Preparation time: 20 min
Cooking time: 50 min
2 Knorr Vegetable Stock Pot
2 tbsps olive oil
2 small onions, peeled and finely chopped
3 garlic cloves, peeled and finely chopped
6 small carrots, peeled and finely chopped
3 celery stalks, finely chopped
2 tbsps tomato puree (optional)
2 x 420g tins of butter beans in water, drained
500g pumpkin, peeled and chopped into chunks
2 courgettes or 6–8 baby courgettes, cut into chunks
1 tsp chopped fresh thyme
Crusty bread, to serve
First, make the stock. Dissolve the Knorr Vegetable Stock Pots in 1.2l of boiling water, stirring until thoroughly dissolved. Place the Knorr Vegetable Stock in a large saucepan and bring to a gentle simmer.
In a separate large heavy-based saucepan, heat the olive oil. Add in the onion and garlic and fry for 1–2 minutes over a high heat, stirring constantly so that they soften but don’t brown at all.
Add in the carrot and celery and cook for 2–3 minutes, stirring constantly. Add in the tomato puree – this will give the soup a great colour – and cook over a medium heat, stirring constantly to mix in well.
Bring the simmering Knorr Vegetable Stock to the boil and add to the onion mixture. Bring to the boil, then reduce the heat and simmer for 20 minutes.

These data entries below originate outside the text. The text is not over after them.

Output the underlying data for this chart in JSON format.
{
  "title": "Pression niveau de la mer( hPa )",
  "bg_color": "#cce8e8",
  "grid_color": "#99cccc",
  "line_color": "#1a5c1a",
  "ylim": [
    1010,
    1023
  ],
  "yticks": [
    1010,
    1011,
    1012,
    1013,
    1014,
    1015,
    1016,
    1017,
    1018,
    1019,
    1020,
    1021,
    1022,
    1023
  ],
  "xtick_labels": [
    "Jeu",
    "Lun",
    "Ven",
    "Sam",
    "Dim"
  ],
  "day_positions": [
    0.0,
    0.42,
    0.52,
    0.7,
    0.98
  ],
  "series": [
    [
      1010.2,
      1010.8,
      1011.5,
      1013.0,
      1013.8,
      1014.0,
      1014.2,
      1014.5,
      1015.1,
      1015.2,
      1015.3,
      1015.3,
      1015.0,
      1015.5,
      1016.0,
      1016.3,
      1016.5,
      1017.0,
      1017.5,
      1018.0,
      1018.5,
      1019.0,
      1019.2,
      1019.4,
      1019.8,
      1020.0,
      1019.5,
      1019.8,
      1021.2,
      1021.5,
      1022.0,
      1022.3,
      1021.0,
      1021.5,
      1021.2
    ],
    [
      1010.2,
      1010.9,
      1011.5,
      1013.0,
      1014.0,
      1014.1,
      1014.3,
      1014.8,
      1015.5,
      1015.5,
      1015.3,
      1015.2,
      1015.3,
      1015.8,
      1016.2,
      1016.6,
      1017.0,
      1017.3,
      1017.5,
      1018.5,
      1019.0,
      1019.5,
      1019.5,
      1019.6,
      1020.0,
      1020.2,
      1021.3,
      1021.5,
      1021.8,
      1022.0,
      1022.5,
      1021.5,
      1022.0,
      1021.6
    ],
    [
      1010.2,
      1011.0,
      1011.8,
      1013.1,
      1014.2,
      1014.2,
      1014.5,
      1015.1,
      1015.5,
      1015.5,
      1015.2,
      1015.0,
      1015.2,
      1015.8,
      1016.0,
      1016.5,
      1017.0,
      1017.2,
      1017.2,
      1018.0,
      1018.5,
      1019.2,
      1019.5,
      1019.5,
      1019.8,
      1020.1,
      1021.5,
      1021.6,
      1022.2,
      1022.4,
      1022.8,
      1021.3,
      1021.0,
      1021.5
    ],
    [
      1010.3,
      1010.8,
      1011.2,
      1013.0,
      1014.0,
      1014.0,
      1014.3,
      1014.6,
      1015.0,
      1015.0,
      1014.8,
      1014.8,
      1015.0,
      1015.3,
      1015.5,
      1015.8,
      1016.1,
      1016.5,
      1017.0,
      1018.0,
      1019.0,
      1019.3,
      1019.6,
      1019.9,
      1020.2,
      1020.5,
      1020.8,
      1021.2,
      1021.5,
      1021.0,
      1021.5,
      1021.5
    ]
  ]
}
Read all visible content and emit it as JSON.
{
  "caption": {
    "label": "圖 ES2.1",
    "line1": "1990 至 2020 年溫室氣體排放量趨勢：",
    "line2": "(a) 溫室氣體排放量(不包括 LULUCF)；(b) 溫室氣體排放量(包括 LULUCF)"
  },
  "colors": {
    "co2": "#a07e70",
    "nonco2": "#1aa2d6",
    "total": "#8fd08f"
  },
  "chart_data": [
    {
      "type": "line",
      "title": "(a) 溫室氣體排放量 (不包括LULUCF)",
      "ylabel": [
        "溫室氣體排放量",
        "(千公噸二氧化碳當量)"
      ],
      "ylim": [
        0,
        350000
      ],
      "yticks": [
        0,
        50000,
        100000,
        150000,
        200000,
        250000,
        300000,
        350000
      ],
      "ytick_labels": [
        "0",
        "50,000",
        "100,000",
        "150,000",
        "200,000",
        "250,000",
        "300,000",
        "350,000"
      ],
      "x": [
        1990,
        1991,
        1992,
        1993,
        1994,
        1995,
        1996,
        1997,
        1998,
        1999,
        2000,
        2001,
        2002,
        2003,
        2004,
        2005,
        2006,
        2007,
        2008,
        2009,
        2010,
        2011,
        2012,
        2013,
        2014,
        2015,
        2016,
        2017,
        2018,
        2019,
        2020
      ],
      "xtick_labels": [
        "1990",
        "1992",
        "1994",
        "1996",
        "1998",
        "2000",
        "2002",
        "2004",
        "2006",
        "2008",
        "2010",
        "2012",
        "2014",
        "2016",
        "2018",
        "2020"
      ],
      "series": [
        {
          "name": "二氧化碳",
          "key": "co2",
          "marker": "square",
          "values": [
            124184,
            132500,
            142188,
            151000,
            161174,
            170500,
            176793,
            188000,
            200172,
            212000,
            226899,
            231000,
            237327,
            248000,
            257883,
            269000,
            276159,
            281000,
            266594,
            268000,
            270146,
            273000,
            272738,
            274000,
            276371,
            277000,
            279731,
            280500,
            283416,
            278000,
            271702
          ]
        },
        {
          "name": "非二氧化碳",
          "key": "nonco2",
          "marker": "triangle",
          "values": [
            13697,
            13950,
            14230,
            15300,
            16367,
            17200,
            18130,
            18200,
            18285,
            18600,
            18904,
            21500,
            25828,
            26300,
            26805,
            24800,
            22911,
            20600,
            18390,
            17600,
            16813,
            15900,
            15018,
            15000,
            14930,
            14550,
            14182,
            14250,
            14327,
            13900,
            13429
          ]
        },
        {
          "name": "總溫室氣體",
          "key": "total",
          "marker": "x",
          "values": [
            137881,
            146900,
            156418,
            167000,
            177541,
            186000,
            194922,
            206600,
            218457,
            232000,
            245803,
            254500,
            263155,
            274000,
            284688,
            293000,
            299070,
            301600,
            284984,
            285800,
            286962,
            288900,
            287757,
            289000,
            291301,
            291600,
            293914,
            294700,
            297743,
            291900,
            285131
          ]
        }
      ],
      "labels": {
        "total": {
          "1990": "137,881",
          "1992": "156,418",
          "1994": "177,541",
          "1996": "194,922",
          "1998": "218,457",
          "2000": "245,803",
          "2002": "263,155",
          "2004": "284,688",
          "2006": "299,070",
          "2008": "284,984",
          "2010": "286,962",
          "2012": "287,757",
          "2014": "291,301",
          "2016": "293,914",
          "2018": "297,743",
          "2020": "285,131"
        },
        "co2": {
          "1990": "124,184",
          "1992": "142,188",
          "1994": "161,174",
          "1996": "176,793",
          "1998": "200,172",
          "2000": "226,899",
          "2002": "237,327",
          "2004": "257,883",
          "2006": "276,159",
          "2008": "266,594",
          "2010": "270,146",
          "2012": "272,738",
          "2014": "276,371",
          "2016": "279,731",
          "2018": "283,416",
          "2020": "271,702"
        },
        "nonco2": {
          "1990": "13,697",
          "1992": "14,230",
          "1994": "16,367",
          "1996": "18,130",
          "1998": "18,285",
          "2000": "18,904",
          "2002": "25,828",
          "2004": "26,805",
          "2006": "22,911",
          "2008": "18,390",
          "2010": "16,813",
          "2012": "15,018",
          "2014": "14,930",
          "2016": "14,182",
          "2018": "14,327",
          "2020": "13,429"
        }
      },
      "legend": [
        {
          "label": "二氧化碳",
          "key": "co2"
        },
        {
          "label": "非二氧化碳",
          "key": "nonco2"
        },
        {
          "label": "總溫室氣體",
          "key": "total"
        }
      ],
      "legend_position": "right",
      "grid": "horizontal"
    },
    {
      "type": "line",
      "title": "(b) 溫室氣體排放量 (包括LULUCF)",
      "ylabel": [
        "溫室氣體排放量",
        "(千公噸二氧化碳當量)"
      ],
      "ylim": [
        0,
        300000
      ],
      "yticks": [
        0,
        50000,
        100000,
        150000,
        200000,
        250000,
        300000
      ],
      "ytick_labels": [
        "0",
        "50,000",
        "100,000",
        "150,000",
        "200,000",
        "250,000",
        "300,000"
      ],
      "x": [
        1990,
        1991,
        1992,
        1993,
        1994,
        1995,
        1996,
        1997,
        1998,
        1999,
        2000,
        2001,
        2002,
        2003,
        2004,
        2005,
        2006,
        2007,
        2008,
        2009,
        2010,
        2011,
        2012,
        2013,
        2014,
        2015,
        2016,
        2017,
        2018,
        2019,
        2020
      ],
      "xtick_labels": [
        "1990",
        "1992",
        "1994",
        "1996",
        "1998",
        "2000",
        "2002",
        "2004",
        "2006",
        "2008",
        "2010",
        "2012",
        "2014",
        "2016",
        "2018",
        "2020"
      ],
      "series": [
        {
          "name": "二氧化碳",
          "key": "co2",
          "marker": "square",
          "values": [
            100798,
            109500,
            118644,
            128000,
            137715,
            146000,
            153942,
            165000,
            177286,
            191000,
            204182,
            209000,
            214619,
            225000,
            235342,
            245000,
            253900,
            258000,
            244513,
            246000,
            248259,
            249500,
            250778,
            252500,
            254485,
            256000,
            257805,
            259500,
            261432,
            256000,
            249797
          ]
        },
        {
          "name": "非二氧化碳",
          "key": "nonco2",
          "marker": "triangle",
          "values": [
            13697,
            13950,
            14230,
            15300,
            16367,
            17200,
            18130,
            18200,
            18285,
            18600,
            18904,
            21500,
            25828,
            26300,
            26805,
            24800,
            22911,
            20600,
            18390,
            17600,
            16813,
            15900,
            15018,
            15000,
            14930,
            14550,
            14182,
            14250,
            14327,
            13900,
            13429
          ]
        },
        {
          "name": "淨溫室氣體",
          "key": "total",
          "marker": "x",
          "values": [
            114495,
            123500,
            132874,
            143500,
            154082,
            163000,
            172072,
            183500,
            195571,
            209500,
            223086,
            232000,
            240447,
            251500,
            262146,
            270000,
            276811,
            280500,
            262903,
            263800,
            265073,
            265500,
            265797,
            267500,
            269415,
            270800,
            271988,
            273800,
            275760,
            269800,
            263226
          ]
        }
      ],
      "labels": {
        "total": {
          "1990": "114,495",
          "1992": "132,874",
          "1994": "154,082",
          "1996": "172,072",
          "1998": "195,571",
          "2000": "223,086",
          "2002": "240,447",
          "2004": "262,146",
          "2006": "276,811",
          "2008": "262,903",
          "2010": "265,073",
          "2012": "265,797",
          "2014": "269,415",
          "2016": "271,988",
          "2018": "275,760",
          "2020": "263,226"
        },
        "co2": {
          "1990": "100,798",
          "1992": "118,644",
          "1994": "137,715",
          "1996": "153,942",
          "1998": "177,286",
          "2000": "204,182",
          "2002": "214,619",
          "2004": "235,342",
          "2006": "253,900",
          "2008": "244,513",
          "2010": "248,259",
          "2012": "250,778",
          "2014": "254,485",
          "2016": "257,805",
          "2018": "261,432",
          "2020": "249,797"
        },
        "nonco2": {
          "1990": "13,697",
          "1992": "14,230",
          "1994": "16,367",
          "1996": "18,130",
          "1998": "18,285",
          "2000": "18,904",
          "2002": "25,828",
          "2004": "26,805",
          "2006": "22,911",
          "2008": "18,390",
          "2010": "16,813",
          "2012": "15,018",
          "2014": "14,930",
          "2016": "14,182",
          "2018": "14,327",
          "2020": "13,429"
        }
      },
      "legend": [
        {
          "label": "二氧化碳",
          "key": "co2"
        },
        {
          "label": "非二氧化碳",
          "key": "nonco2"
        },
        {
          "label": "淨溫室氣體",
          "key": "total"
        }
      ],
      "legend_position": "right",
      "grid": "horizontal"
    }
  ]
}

Add in the drained butter beans and simmer for 10 minutes, then add in the pumpkin or butternut squash, bring to the boil and simmer for 10 minutes.
Add in courgettes and thyme, bring to the boil, reduce the heat and simmer for 5 more minutes. Adding fresh thyme gives a lovely flavour to the broth.
Check that the vegetables are cooked through; you want them tender, but retaining texture.
I'm a great fan of olive oil and I like to drizzle my soup with a little extra olive oil just before serving, but it’s your choice.
Take the soup to the table to serve. Some slices of crusty bread would go well with it.